Il leva la tête, montra le ciel avec sa main, et s’éloigna rapidement.

Il y a un souvenir qui me poursuit, et qui ne s’effacera jamais. Ce souvenir est sans doute aussi le vôtre, cher Edgard. C’est une image éloquente et muette, taillée dans le vide de l’air, comme le simulacre d’un tombeau ; fantôme que ne peut dissiper le soleil, et qui me regarde dans les rayons ou dans les ténèbres : c’est le visage de Raymond, lorsqu’il s’est posé en face de vous, sur le terrain du combat. Son front, ses yeux, ses lèvres, son attitude respiraient tous les nobles sentiments qu’une tombe imméritée peut ensevelir. Il venait là, cet héroïque jeune homme, avec la conviction fatale de son dernier jour ; il n’avait contre nous deux ni mépris ni haine ; il obéissait aux inexorables exigences de cette heure, sans se plaindre, sans accuser.
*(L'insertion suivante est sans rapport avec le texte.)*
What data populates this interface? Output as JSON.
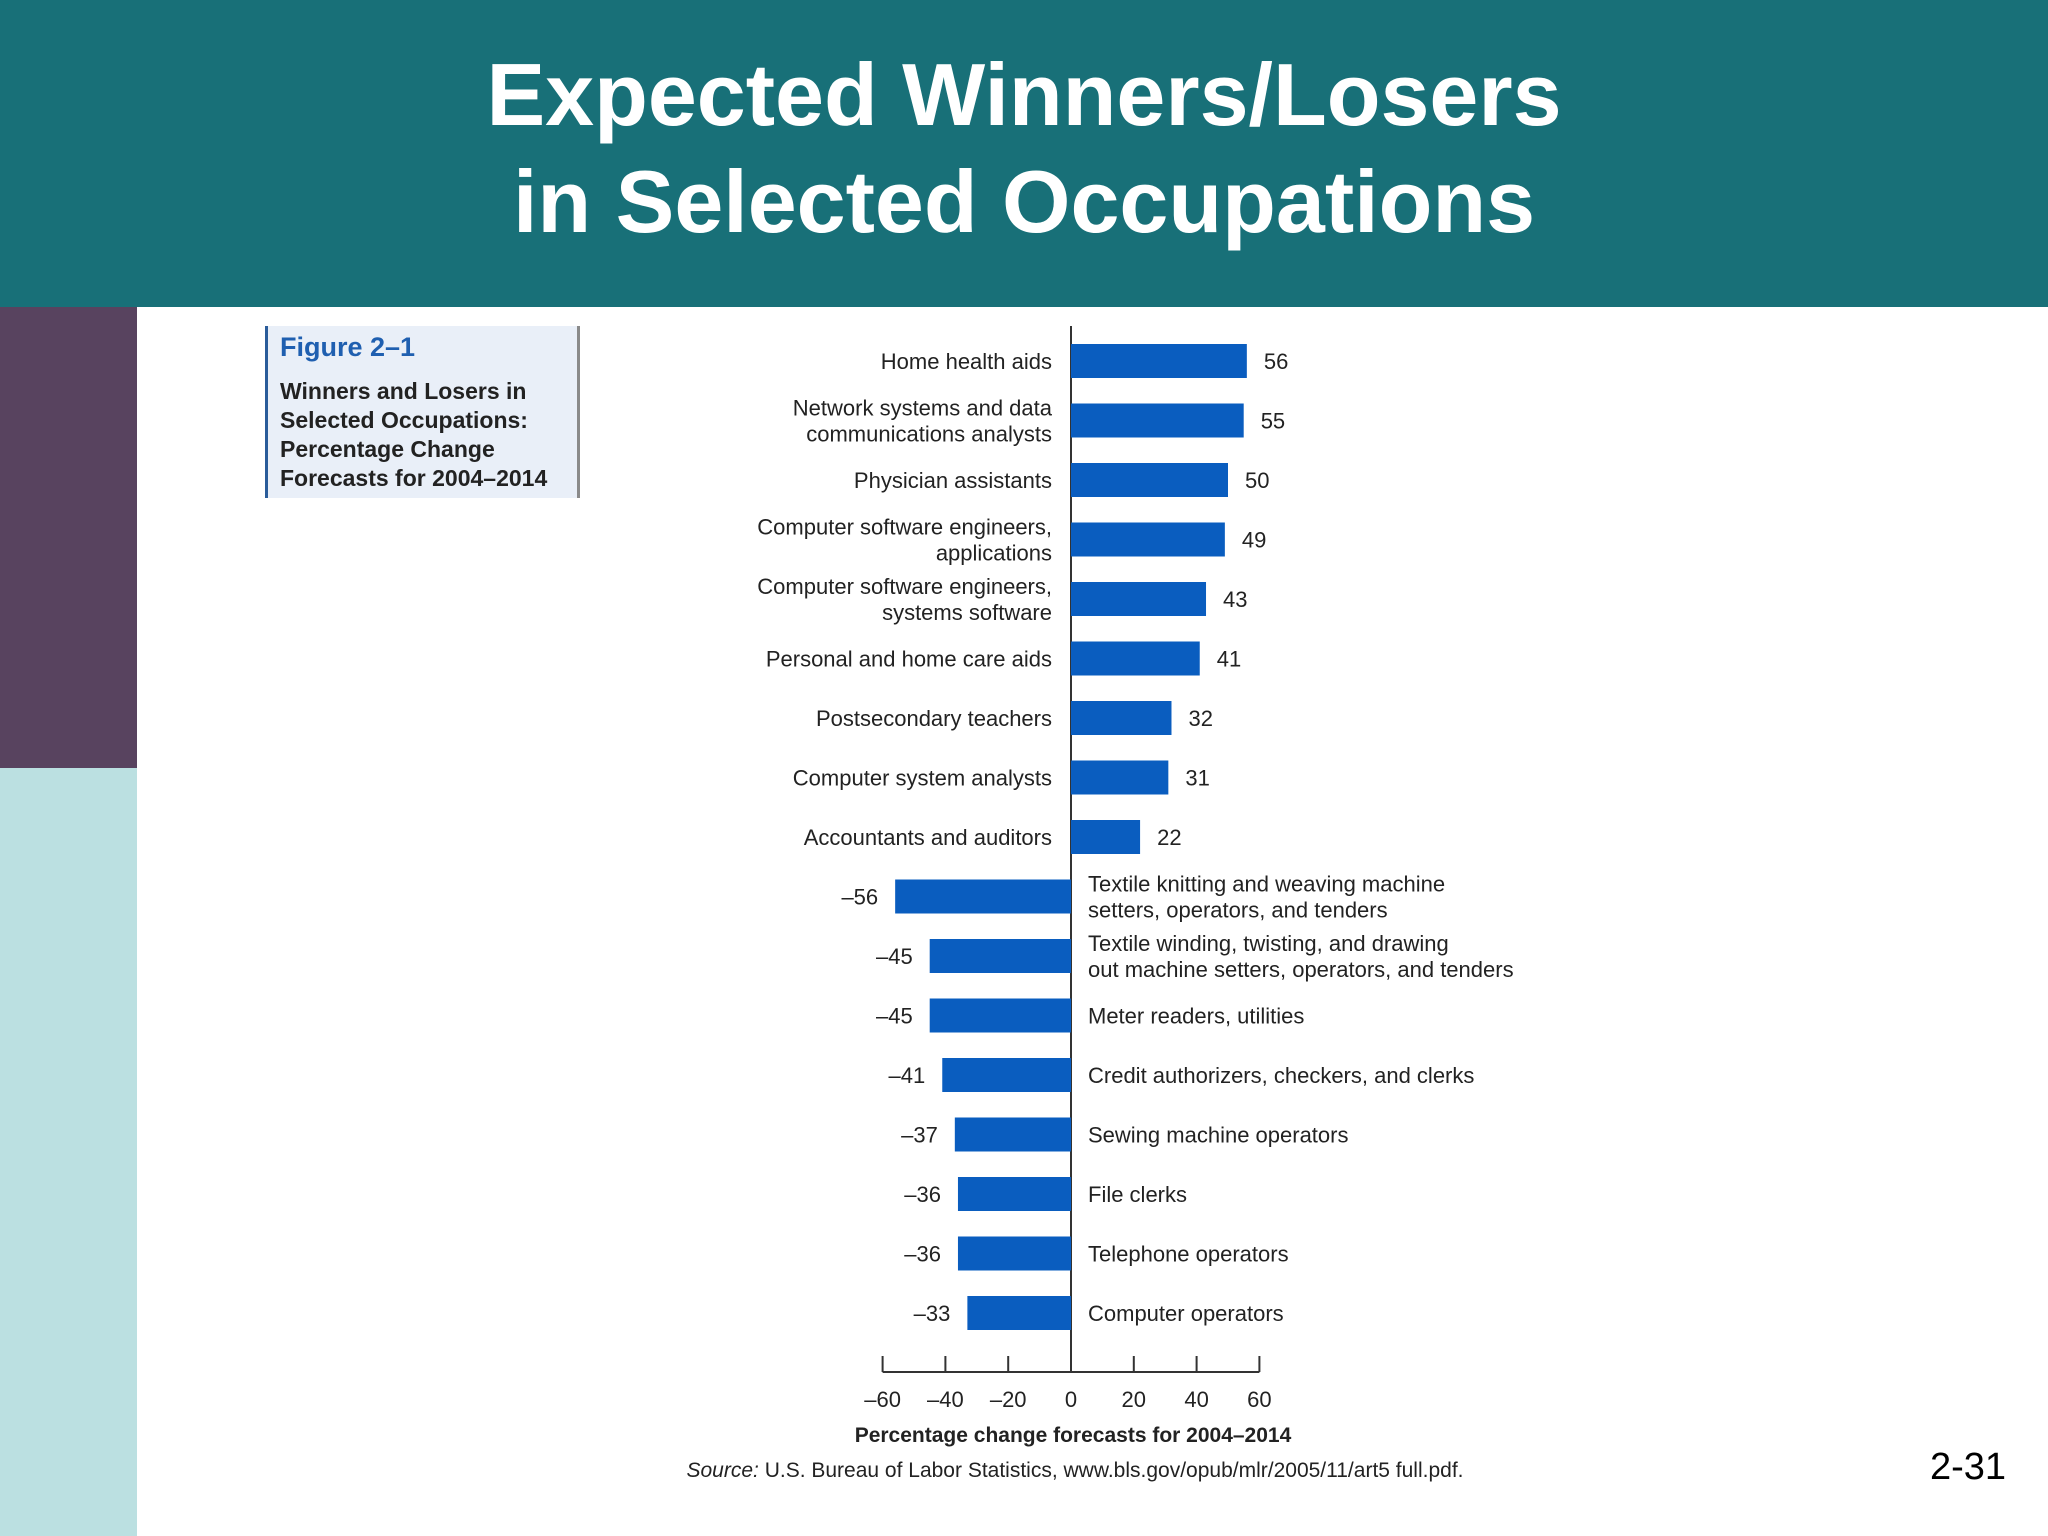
{
  "slide": {
    "title_line1": "Expected Winners/Losers",
    "title_line2": "in Selected Occupations",
    "page_number": "2-31",
    "colors": {
      "header": "#187078",
      "side_top": "#58435f",
      "side_bottom": "#bbe0e1",
      "bar": "#0a5dbf"
    }
  },
  "figure": {
    "label": "Figure 2–1",
    "caption_lines": [
      "Winners and Losers in",
      "Selected Occupations:",
      "Percentage Change",
      "Forecasts for 2004–2014"
    ]
  },
  "chart_data": {
    "type": "bar",
    "orientation": "horizontal",
    "categories": [
      [
        "Home health aids"
      ],
      [
        "Network systems and data",
        "communications analysts"
      ],
      [
        "Physician assistants"
      ],
      [
        "Computer software engineers,",
        "applications"
      ],
      [
        "Computer software engineers,",
        "systems software"
      ],
      [
        "Personal and home care aids"
      ],
      [
        "Postsecondary teachers"
      ],
      [
        "Computer system analysts"
      ],
      [
        "Accountants and auditors"
      ],
      [
        "Textile knitting and weaving machine",
        "setters, operators, and tenders"
      ],
      [
        "Textile winding, twisting, and drawing",
        "out machine setters, operators, and tenders"
      ],
      [
        "Meter readers, utilities"
      ],
      [
        "Credit authorizers, checkers, and clerks"
      ],
      [
        "Sewing machine operators"
      ],
      [
        "File clerks"
      ],
      [
        "Telephone operators"
      ],
      [
        "Computer operators"
      ]
    ],
    "values": [
      56,
      55,
      50,
      49,
      43,
      41,
      32,
      31,
      22,
      -56,
      -45,
      -45,
      -41,
      -37,
      -36,
      -36,
      -33
    ],
    "value_labels": [
      "56",
      "55",
      "50",
      "49",
      "43",
      "41",
      "32",
      "31",
      "22",
      "–56",
      "–45",
      "–45",
      "–41",
      "–37",
      "–36",
      "–36",
      "–33"
    ],
    "xlim": [
      -60,
      60
    ],
    "x_ticks": [
      -60,
      -40,
      -20,
      0,
      20,
      40,
      60
    ],
    "x_tick_labels": [
      "–60",
      "–40",
      "–20",
      "0",
      "20",
      "40",
      "60"
    ],
    "xlabel": "Percentage change forecasts for 2004–2014",
    "source_prefix": "Source:",
    "source_text": " U.S. Bureau of Labor Statistics, www.bls.gov/opub/mlr/2005/11/art5 full.pdf.",
    "grid": false,
    "legend": "none"
  }
}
Le silence de Raymond voilait, avec une délicatesse sublime, son amitié pour nous, son amour pour elle. Son maintien n’exprimait ni la résignation qui veut être ménagée, ni la fierté qui provoque l’ennemi. Sa figure rayonnait de cette sérénité modeste, fille des résolutions suprêmes. En quelques jours d’union conjugale, il venait d’accomplir le cercle des félicités humaines ; il venait d’épuiser toute la somme de béatitude divine qu’un homme peut dépenser ici-bas ; et il se préparait sans faiblesse à l’inévitable et sanglante expiation de son bonheur !

Voilà ce qui était sur le visage de Raymond !

Edgard ! Edgard ! nous sommes trop vengés !

Comment se fait-il que l’honneur, cette noble vertu française, soit la mère de tant de remords ?

Adieu.

Roger de Monbert.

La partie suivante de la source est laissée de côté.